Standard errors of risk and performance estimators for serially dependent returns

Xin Chen and R. Douglas Martin

  • Classical standard errors (SE’s) of risk and performance estimators are often quite negatively biased, and confidence interval error rates are correspondingly too high, when returns have seemingly small positive serial correlation.
  • The above problem can be avoided by using a new frequency domain method of accurately computing standard errors when returns are serially dependent, as well as when they are independent. The method makes novel use of statistical influence functions borrowed from robust statistics, combined with regularized generalized linear model (GLM) fitting for exponential distributions.
  • The efficacy of the method is demonstrated by application to hedge funds data, and by Monte Carlo confirmation of accurate Sharpe ratio SE’s and correspondingly on-target confidence interval error rates.
  • The method has been implemented in the risk and performance estimator standard errors open source R package RPESE available at https://cran.r-project.org/.
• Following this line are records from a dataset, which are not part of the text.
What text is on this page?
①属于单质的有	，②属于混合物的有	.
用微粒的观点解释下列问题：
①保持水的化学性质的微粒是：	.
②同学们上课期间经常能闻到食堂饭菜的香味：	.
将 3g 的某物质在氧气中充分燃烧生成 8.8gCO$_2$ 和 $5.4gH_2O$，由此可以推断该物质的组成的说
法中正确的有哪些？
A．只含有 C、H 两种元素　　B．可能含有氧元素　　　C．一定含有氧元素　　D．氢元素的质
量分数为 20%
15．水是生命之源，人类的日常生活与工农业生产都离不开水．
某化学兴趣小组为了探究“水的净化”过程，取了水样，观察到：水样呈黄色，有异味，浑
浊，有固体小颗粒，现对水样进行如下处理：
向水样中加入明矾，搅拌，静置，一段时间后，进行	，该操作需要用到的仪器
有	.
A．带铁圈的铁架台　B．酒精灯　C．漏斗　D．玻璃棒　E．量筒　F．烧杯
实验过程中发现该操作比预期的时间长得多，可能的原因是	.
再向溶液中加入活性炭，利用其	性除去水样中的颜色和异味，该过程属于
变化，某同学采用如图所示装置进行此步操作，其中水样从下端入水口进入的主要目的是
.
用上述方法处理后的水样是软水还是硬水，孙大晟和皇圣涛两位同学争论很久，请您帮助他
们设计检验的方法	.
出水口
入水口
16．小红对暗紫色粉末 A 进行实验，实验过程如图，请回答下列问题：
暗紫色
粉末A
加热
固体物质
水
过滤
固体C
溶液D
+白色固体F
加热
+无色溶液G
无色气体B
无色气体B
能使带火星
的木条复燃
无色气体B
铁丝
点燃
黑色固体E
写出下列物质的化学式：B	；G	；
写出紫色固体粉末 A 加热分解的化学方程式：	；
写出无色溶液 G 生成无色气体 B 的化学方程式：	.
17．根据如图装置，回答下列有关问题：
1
In this paper, a new method for computing the standard errors (SEs) of returns-based risk and performance estimators for serially dependent returns is developed. The method uses both the fact that any such estimator can be represented as the mean of returns that are transformed using the estimator’s influence function (IF), and the fact that the variance of such a sum can be estimated by estimating the zero-frequency value of the spectral density of the IF transformed returns. The spectral density is estimated by fitting a polynomial to the periodogram using a generalized linear model for exponential distributions, with elastic net regularization. We study the use of the new SEs method with and without prewhitening. Applications to computing the SE of Sharpe ratio (SR) estimators for a collection of hedge funds, whose returns have varying degrees of serial dependence, show that the new methods are a considerable improvement on SE methods based on assumed independent and identically distributed returns, and that the prewhitening version performs better than the one without prewhitening. Monte Carlo simulations are conducted to study (i) the mean-squared error performance of the SE methods for a number of commonly used risk and performance estimators for first-order autoregression and GARCH(1,1) returns models; and (ii) the SR confidence interval error rate performance for first-order autoregression models with normal and t-distribution innovations. The results show that our new method is a considerable improvement on both earlier frequency domain methods and the Newey–West heteroscedasticity and autocorrelation consistent (HAC) SE method.